日本語訳を! 2-(1)
お願いします。
If you had an important story to tell, but most of your audience couldn't read, you might tell the story by drawing it in pictures. If you wanted the story to last a very long time, you might draw those pictures in stone. That's what an Egyptian storyteller did, and his work has lasted more than 5,000 years. It's the story of the first king of Egypt. And the stone is called the Palette of Narmer.
Long before the first king, before there were people of great power, before there were towns to lead, before there were villages with headsmen, the people of Egypt lived like all prehistoric peoples. They lived in small groups on the move. They followed the food.
Ten thousand years ago the area around the Nile hadn't dried up into desert yet. Rain fell more often and fields of grass grew. Elephants plodded about, flapping their ears in the heat. Giraffes nibbled on thorny trees. Vultures rode the warm air currents in search of something dead to eat. The people of Egypt hunted gazelle and dug root vegetables.

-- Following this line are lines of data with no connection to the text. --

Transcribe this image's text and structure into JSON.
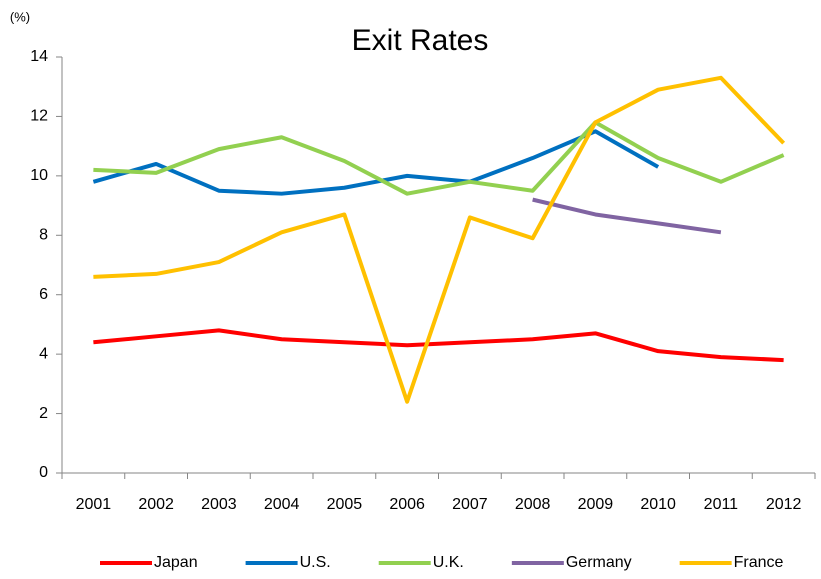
{
  "chart_data": {
    "type": "line",
    "title": "Exit Rates",
    "y_label": "(%)",
    "categories": [
      "2001",
      "2002",
      "2003",
      "2004",
      "2005",
      "2006",
      "2007",
      "2008",
      "2009",
      "2010",
      "2011",
      "2012"
    ],
    "series": [
      {
        "name": "Japan",
        "color": "#ff0000",
        "values": [
          4.4,
          4.6,
          4.8,
          4.5,
          4.4,
          4.3,
          4.4,
          4.5,
          4.7,
          4.1,
          3.9,
          3.8
        ]
      },
      {
        "name": "U.S.",
        "color": "#0070c0",
        "values": [
          9.8,
          10.4,
          9.5,
          9.4,
          9.6,
          10.0,
          9.8,
          10.6,
          11.5,
          10.3,
          null,
          null
        ]
      },
      {
        "name": "U.K.",
        "color": "#92d050",
        "values": [
          10.2,
          10.1,
          10.9,
          11.3,
          10.5,
          9.4,
          9.8,
          9.5,
          11.8,
          10.6,
          9.8,
          10.7
        ]
      },
      {
        "name": "Germany",
        "color": "#8064a2",
        "values": [
          null,
          null,
          null,
          null,
          null,
          null,
          null,
          9.2,
          8.7,
          8.4,
          8.1,
          null
        ]
      },
      {
        "name": "France",
        "color": "#ffc000",
        "values": [
          6.6,
          6.7,
          7.1,
          8.1,
          8.7,
          2.4,
          8.6,
          7.9,
          11.8,
          12.9,
          13.3,
          11.1
        ]
      }
    ],
    "ylim": [
      0,
      14
    ],
    "yticks": [
      0,
      2,
      4,
      6,
      8,
      10,
      12,
      14
    ],
    "grid": false,
    "legend": "bottom"
  }
}
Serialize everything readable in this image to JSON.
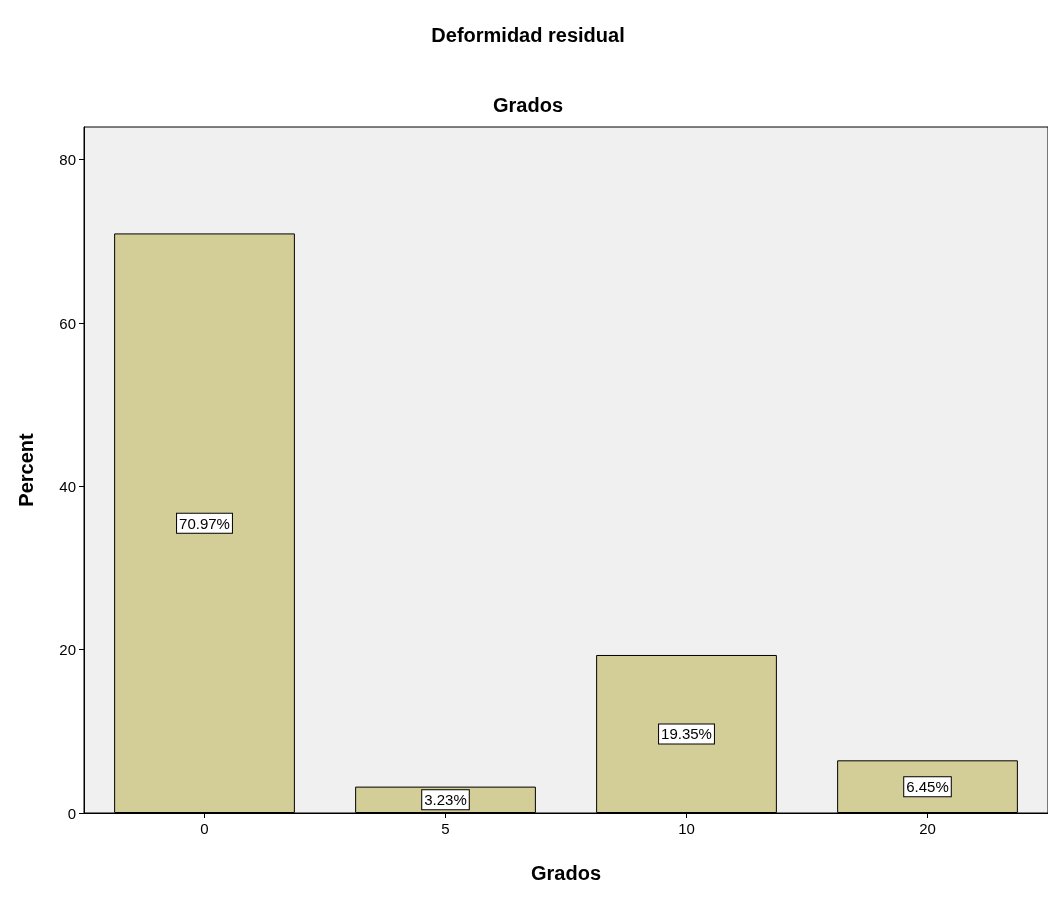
{
  "chart_data": {
    "type": "bar",
    "title": "Deformidad residual",
    "subtitle": "Grados",
    "xlabel": "Grados",
    "ylabel": "Percent",
    "categories": [
      "0",
      "5",
      "10",
      "20"
    ],
    "values": [
      70.97,
      3.23,
      19.35,
      6.45
    ],
    "value_labels": [
      "70.97%",
      "3.23%",
      "19.35%",
      "6.45%"
    ],
    "color": "#d3ce97",
    "ylim": [
      0,
      84
    ],
    "yticks": [
      0,
      20,
      40,
      60,
      80
    ],
    "grid": false
  }
}
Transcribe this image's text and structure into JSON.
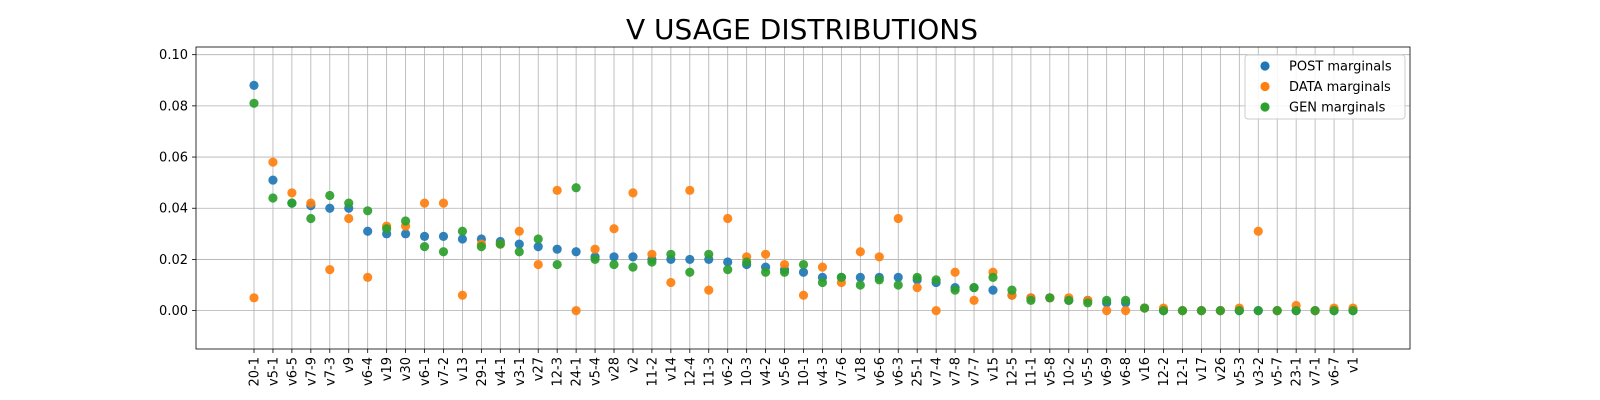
{
  "chart_data": {
    "type": "scatter",
    "title": "V USAGE DISTRIBUTIONS",
    "xlabel": "",
    "ylabel": "",
    "ylim": [
      -0.015,
      0.103
    ],
    "yticks": [
      0.0,
      0.02,
      0.04,
      0.06,
      0.08,
      0.1
    ],
    "ytick_labels": [
      "0.00",
      "0.02",
      "0.04",
      "0.06",
      "0.08",
      "0.10"
    ],
    "grid": true,
    "legend_position": "top-right",
    "categories": [
      "20-1",
      "v5-1",
      "v6-5",
      "v7-9",
      "v7-3",
      "v9",
      "v6-4",
      "v19",
      "v30",
      "v6-1",
      "v7-2",
      "v13",
      "29-1",
      "v4-1",
      "v3-1",
      "v27",
      "12-3",
      "24-1",
      "v5-4",
      "v28",
      "v2",
      "11-2",
      "v14",
      "12-4",
      "11-3",
      "v6-2",
      "10-3",
      "v4-2",
      "v5-6",
      "10-1",
      "v4-3",
      "v7-6",
      "v18",
      "v6-6",
      "v6-3",
      "25-1",
      "v7-4",
      "v7-8",
      "v7-7",
      "v15",
      "12-5",
      "11-1",
      "v5-8",
      "10-2",
      "v5-5",
      "v6-9",
      "v6-8",
      "v16",
      "12-2",
      "12-1",
      "v17",
      "v26",
      "v5-3",
      "v3-2",
      "v5-7",
      "23-1",
      "v7-1",
      "v6-7",
      "v1"
    ],
    "series": [
      {
        "name": "POST marginals",
        "color": "#1f77b4",
        "values": [
          0.088,
          0.051,
          0.042,
          0.041,
          0.04,
          0.04,
          0.031,
          0.03,
          0.03,
          0.029,
          0.029,
          0.028,
          0.028,
          0.027,
          0.026,
          0.025,
          0.024,
          0.023,
          0.021,
          0.021,
          0.021,
          0.02,
          0.02,
          0.02,
          0.02,
          0.019,
          0.018,
          0.017,
          0.016,
          0.015,
          0.013,
          0.013,
          0.013,
          0.013,
          0.013,
          0.012,
          0.011,
          0.009,
          0.009,
          0.008,
          0.006,
          0.005,
          0.005,
          0.004,
          0.004,
          0.003,
          0.003,
          0.001,
          0.0,
          0.0,
          0.0,
          0.0,
          0.0,
          0.0,
          0.0,
          0.0,
          0.0,
          0.0,
          0.0
        ]
      },
      {
        "name": "DATA marginals",
        "color": "#ff7f0e",
        "values": [
          0.005,
          0.058,
          0.046,
          0.042,
          0.016,
          0.036,
          0.013,
          0.033,
          0.033,
          0.042,
          0.042,
          0.006,
          0.026,
          0.026,
          0.031,
          0.018,
          0.047,
          0.0,
          0.024,
          0.032,
          0.046,
          0.022,
          0.011,
          0.047,
          0.008,
          0.036,
          0.021,
          0.022,
          0.018,
          0.006,
          0.017,
          0.011,
          0.023,
          0.021,
          0.036,
          0.009,
          0.0,
          0.015,
          0.004,
          0.015,
          0.006,
          0.005,
          0.005,
          0.005,
          0.004,
          0.0,
          0.0,
          0.001,
          0.001,
          0.0,
          0.0,
          0.0,
          0.001,
          0.031,
          0.0,
          0.002,
          0.0,
          0.001,
          0.001
        ]
      },
      {
        "name": "GEN marginals",
        "color": "#2ca02c",
        "values": [
          0.081,
          0.044,
          0.042,
          0.036,
          0.045,
          0.042,
          0.039,
          0.032,
          0.035,
          0.025,
          0.023,
          0.031,
          0.025,
          0.026,
          0.023,
          0.028,
          0.018,
          0.048,
          0.02,
          0.018,
          0.017,
          0.019,
          0.022,
          0.015,
          0.022,
          0.016,
          0.019,
          0.015,
          0.015,
          0.018,
          0.011,
          0.013,
          0.01,
          0.012,
          0.01,
          0.013,
          0.012,
          0.008,
          0.009,
          0.013,
          0.008,
          0.004,
          0.005,
          0.004,
          0.003,
          0.004,
          0.004,
          0.001,
          0.0,
          0.0,
          0.0,
          0.0,
          0.0,
          0.0,
          0.0,
          0.0,
          0.0,
          0.0,
          0.0
        ]
      }
    ]
  }
}
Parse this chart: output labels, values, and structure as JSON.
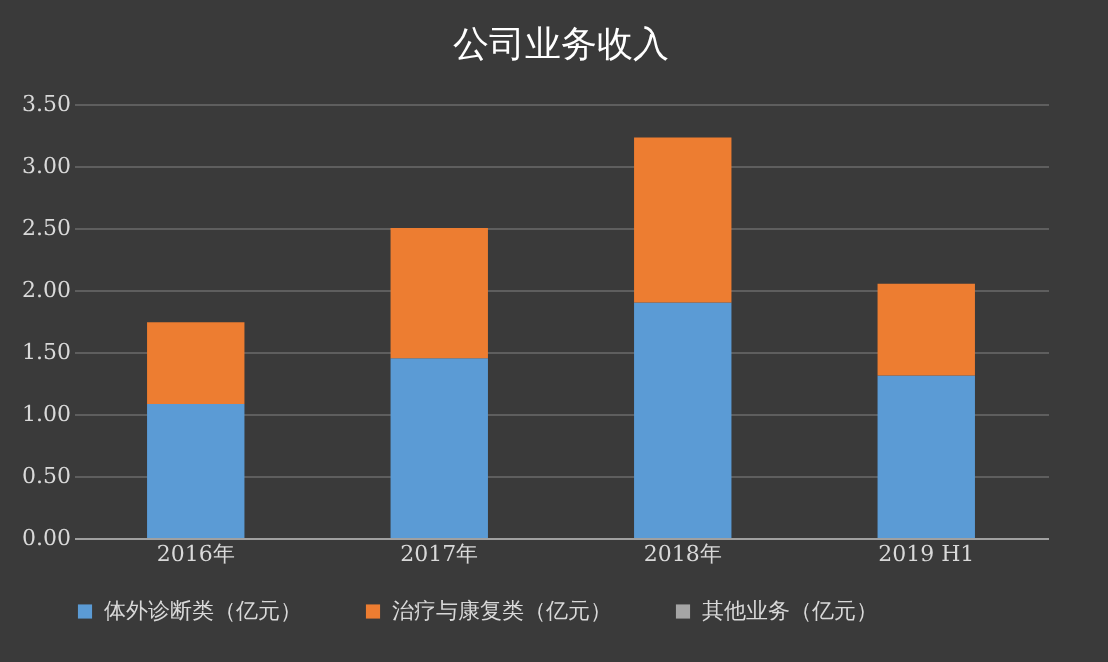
{
  "chart_data": {
    "type": "bar",
    "title": "公司业务收入",
    "stacked": true,
    "categories": [
      "2016年",
      "2017年",
      "2018年",
      "2019 H1"
    ],
    "series": [
      {
        "name": "体外诊断类（亿元）",
        "color": "#5b9bd5",
        "values": [
          1.08,
          1.45,
          1.9,
          1.31
        ]
      },
      {
        "name": "治疗与康复类（亿元）",
        "color": "#ed7d31",
        "values": [
          0.66,
          1.05,
          1.33,
          0.74
        ]
      },
      {
        "name": "其他业务（亿元）",
        "color": "#a5a5a5",
        "values": [
          0,
          0,
          0,
          0
        ]
      }
    ],
    "ylim": [
      0,
      3.5
    ],
    "yticks": [
      {
        "value": 0,
        "label": "0.00"
      },
      {
        "value": 0.5,
        "label": "0.50"
      },
      {
        "value": 1,
        "label": "1.00"
      },
      {
        "value": 1.5,
        "label": "1.50"
      },
      {
        "value": 2,
        "label": "2.00"
      },
      {
        "value": 2.5,
        "label": "2.50"
      },
      {
        "value": 3,
        "label": "3.00"
      },
      {
        "value": 3.5,
        "label": "3.50"
      }
    ],
    "grid": "y",
    "legend": "bottom"
  }
}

By 6,000 years ago, the people of Egypt had begun to herd cattle. When the Nile swelled and flowed over its banks, the people would follow their cattle away from the river. Extended families sometimes joined other groups while the cattle munched in the grasslands. By the end of summer, the heat and the lack of rain shriveled the grass, and the herderr brought the cattle back to the edge of the floodplain―back to the Nile. They planted seeds and grew an early form of wheat called emmer. They grew peas, barley, and melons.
Small villages began to crop up along the Nile, just out of reach of the floodwaters. When the people argued, someone from the group would step in to solve the problem. Pretty soon they would look to that person to solve all of the problems. Power was born.